Brow furrowed, she continues. “As I said, she was fine, sir. I do think she was a bit lonely, and she really didn’t enjoy shopping or have much interest in that, although she had a marvelous time ordering swimsuits. Overall, she had a peaceful week, I should think.”

“Alright, Potts. Thank you.”

Leaving her in the kitchen to no doubt finish making my breakfast, I make my way to my study to read my paper. I’m just finishing a droll article on the history of the local golf course when I hear the door open.

“Thank you, Potts, I appreciate…” Pink-painted toenails appear in my line of sight below my paper as my breakfast tray is placed on the table, and I lift my head to find my wife, not Mrs. Potts.

“You’re not Mrs. Potts,” I observe astutely.

A small laugh is my reward for my dry humor, and I relish it.

“No, not Mrs. Potts. Mrs. Sinclair,” she says with a smirk. “Or Kat, as I’ve tried to insist.”

“I’ll stick to Katarina since you insist,” I tease back, enjoying her smile and resolving to be responsible for it more often, before blurting out a question. “Where is Potts? Why did you bring me breakfast?”

Her smile falls, and I know I was curt. I wasn’t trying to be cold, I’m…I don’t know what I am. Confused. I don’t mind her presence; in fact, I quite enjoy it, but nobody but Potts ever brings my breakfast. She’s truly got me on my back foot.

“I’m sorry. I suggested to Potts that I bring it in so we could read the paper together, and I think there’s an article on page eight you’ll find amusing, about the…”

“Golf course,” we finish my sentence together, and I place my paper down to give her my full attention. “I apologize, I didn’t mean…Well, it’s not in my nature to…”

I don’t really have an excuse this time, so I opt for the truth and a plea.

“I don’t have an excuse for being short with you.

Please feel welcome to stay and read the paper and have breakfast with me.

I know I gave you the same reason on Monday at the pool, but it’s still true that I am adjusting to having you here, just as you’re adjusting to being here.

I promise to continue to try not to be a complete ass.

” My sheepish smile and self-deprecation seem to work as she laughs, pulling over a chair to sit closer to the table while leaving me plenty of room.

“I forgive you, Mr. Sinclair, unlike the patrons of the golf course and the concession company. Can you imagine?” she asks, pulling the silver dome off two plates of eggs and a third plate with fruit.

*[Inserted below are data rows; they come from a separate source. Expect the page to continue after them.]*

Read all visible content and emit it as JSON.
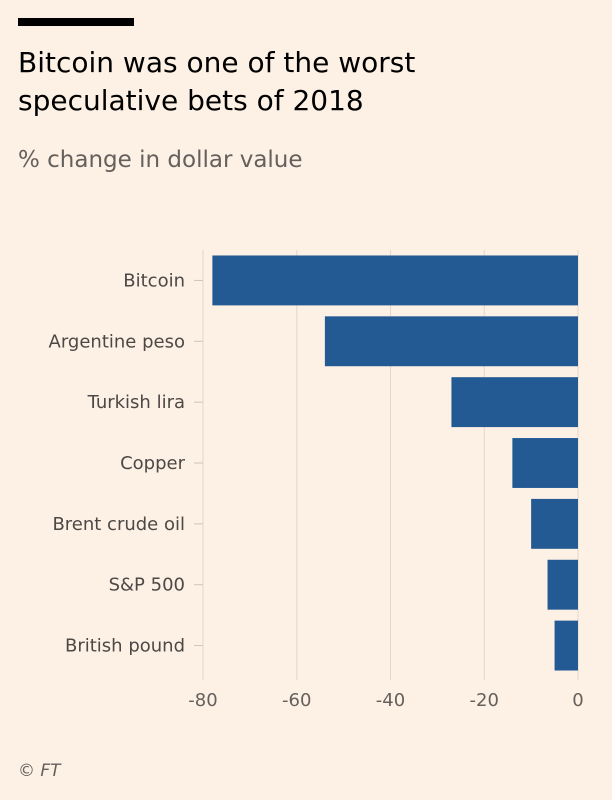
{
  "chart_data": {
    "type": "bar",
    "orientation": "horizontal",
    "title": "Bitcoin was one of the worst speculative bets of 2018",
    "subtitle": "% change in dollar value",
    "categories": [
      "Bitcoin",
      "Argentine peso",
      "Turkish lira",
      "Copper",
      "Brent crude oil",
      "S&P 500",
      "British pound"
    ],
    "values": [
      -78,
      -54,
      -27,
      -14,
      -10,
      -6.5,
      -5
    ],
    "xlim": [
      -80,
      0
    ],
    "xticks": [
      "-80",
      "-60",
      "-40",
      "-20",
      "0"
    ],
    "grid": "vertical",
    "bar_color": "#245a93"
  },
  "source": "© FT"
}
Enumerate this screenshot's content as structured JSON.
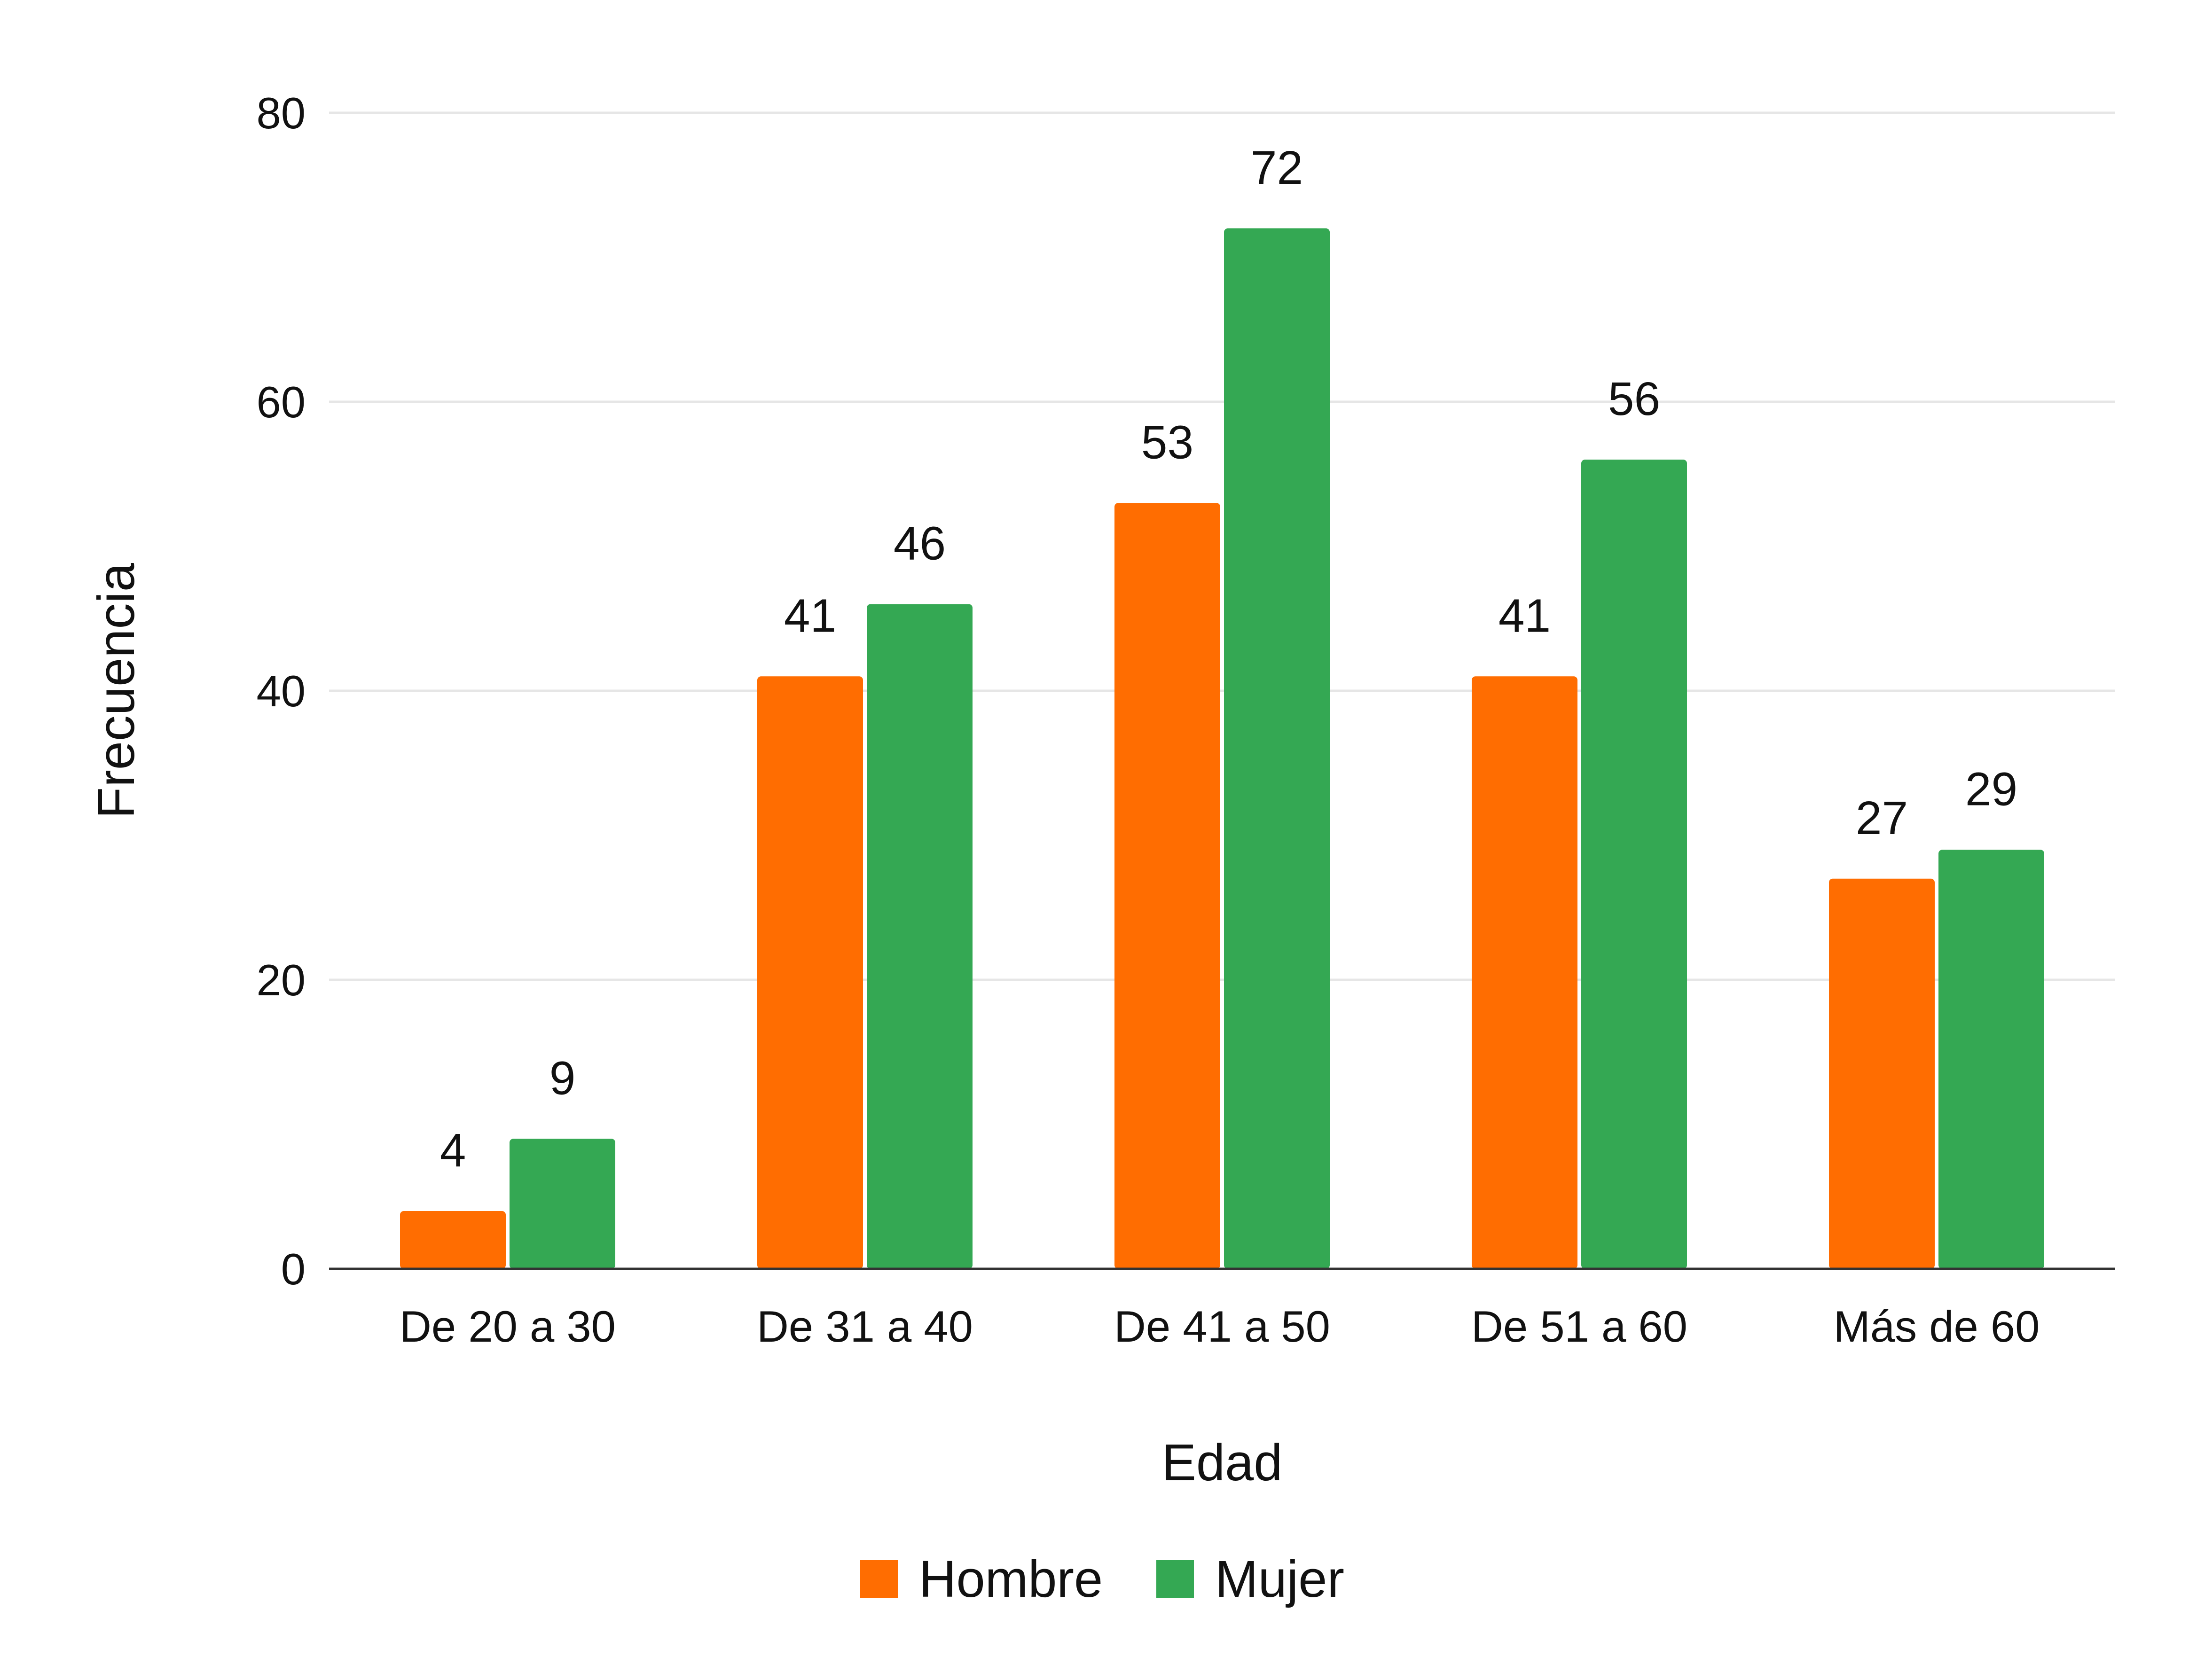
{
  "chart_data": {
    "type": "bar",
    "title": "",
    "xlabel": "Edad",
    "ylabel": "Frecuencia",
    "categories": [
      "De 20 a 30",
      "De 31 a 40",
      "De 41 a 50",
      "De 51 a 60",
      "Más de 60"
    ],
    "series": [
      {
        "name": "Hombre",
        "color": "#ff6d01",
        "values": [
          4,
          41,
          53,
          41,
          27
        ]
      },
      {
        "name": "Mujer",
        "color": "#34a853",
        "values": [
          9,
          46,
          72,
          56,
          29
        ]
      }
    ],
    "ylim": [
      0,
      80
    ],
    "yticks": [
      0,
      20,
      40,
      60,
      80
    ],
    "grid": true,
    "legend": "bottom-center",
    "data_labels": true
  }
}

“A generational feud over a cheese sandwich? No, I certainly cannot imagine…”

Our discussion continues as we eat and read our papers, and for the first time in recent memory, I’m late to work.

“Well, I agree, but I do think the beavers have a right to build their dam somewhere. We can’t just continue to relocate the beavers every ten years. How can they pass their homestead down to their children…what’s wrong?” Katarina asks, as I stare at my plate.

She’s right about the beavers, and her shrewd opinions about the news of the day have become more and more apparent as we’ve shared more breakfasts over the past few days.

“Are these different eggs?” I ask. The texture is perfectly creamy, reminding me of my boarding school days. The refectory always had the perfect eggs, and I’ve not wanted to offend Potts by telling her that hers were never up to snuff.

Looking up, I see a slight blush on my wife’s cheeks.

“Well, yes. They are different,” she says, fully blushing now. “I thought I noticed the last few days that you never finish your eggs. I asked Potts if you even like eggs, and she said yes, you’ve always liked them, ever since boarding school.”

I continue to stare as she speeds up her explanation.

“And then I thought that perhaps the boarding school eggs were special in some way, so I decided to just call, easy enough…”

“You called my boarding school?”

“Yes.”

“In England.”

“Well, hopefully so.”

Ignoring her cheek, I continue my line of questioning.

“To ask about their eggs, and if they do anything special to them?”